ETIAS Border Crossings
The soon to be introduced ETIAS (European Travel Information and Authorisation System) will require all “third country” nationals who currently enjoy visa-free access to Europe to be screened before arriving in any of the ETIAS member states. The list of ETIAS members includes all European Union countries as well as European Microstates With Open Borders, such as Andorra, Monaco, San Marino and Vatican City, and Future Schengen Member Countries such as Bulgaria, Croatia, Cyprus and Romania.
ETIAS is being introduced to combat the recent rise in terrorist attacks and incidences of human trafficking across Europe by strengthening border controls and monitoring travellers to, from and within the greater European area. This will be done by checking the information supplied on intending visitors’ application forms against a number of European databases in order to assess whether the applicant poses a security, terrorist, criminal or health risk. In most cases, applications will be granted almost immediately and the applicant will have ETIAS approval to visit Europe. However, possession of a valid ETIAS does not automatically guarantee the holder admission to the destination country as all passengers are still subject to border checks and may be refused entry for a number of reasons.
Whether the European destination country is reached by land, sea or air, it is the duty of the official carrier to check the status of all passengers’ passports and accompanying ETIAS approval. Without these a passenger may be turned away and will have to go through the entire application process again and, more than likely, lose the cost of the whole trip including travel and accommodation. However, being checked and passed at the point of departure does not mean admittance to the destination country is a certainty. Although this will most likely be the case, all arriving passengers are still subject to checks at passport control and by the country’s border security personnel.
At passport control, passports are scanned once again and the data collected then checked simultaneously against:
- The ETIAS Central Unit’s database
- The EES (Entry and Exit System) database
The ETIAS database will check that the ETIAS is still valid and also run the holder’s name through various interconnected law enforcement agencies for possible alerts. The system also checks for passports that have been reported as lost, misplaced, duplicated or stolen. The new EES compiles data on the traveller’s past destinations in the Schengen area and gives a detailed breakdown on how long each previous stay has lasted and whether the holder may pose a risk of overstaying or illegally staying in the country.
Border authorities have limited access to the traveller’s personal information stored in the ETIAS Central Unit’s database. Although the border guards cannot access all the information contained on the ETIAS and EES databases they can access enough to determine:
- If the ETIAS is valid
- If the ETIAS is limited to certain member states only
- The remaining period of validity
- Whether there are any alerts or “red flags” linked to the ETIAS or passport
Problems in any area may result in the ETIAS holder being refused entry but, even if no issues arise, the border authorities also have the power to deny entry if they have grounds to believe the holder poses a real criminal, terrorist, security or health risk. Such a refusal would result in the person being returned to the country of origin or another “third country” that will accept him or her.
Because ETIAS and EES are new systems there is always the possibility of technical or communication issues arising particularly in the early days.
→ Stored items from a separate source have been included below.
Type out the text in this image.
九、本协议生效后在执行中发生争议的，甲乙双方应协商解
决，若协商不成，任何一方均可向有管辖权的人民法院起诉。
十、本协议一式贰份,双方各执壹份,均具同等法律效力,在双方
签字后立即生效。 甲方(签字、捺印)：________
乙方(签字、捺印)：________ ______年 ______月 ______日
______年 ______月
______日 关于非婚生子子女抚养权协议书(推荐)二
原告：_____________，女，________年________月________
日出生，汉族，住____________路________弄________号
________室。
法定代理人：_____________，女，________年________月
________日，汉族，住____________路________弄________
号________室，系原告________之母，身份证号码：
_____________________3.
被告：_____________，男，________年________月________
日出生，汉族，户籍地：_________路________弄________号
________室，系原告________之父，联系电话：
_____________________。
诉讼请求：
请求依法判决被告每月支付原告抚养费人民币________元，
Initially, not all border crossing and entry points will have instant online access to ETIAS and EES databases and this may result in delays as information is checked and confirmed by other means.
Should communication between the border authorities and the ETIAS Central Unit fail, and thereby the means to verify an ETIAS, the country of entry can invoke its own contingency plan. This would allow border control agencies to temporarily ignore the necessity of checking the ETIAS status and use their own discretion as to whether the holder will be allowed enter the country or not. It is hoped that this will be a rare occurrence but some teething problems can be expected as ETIAS gets up and running in 2021.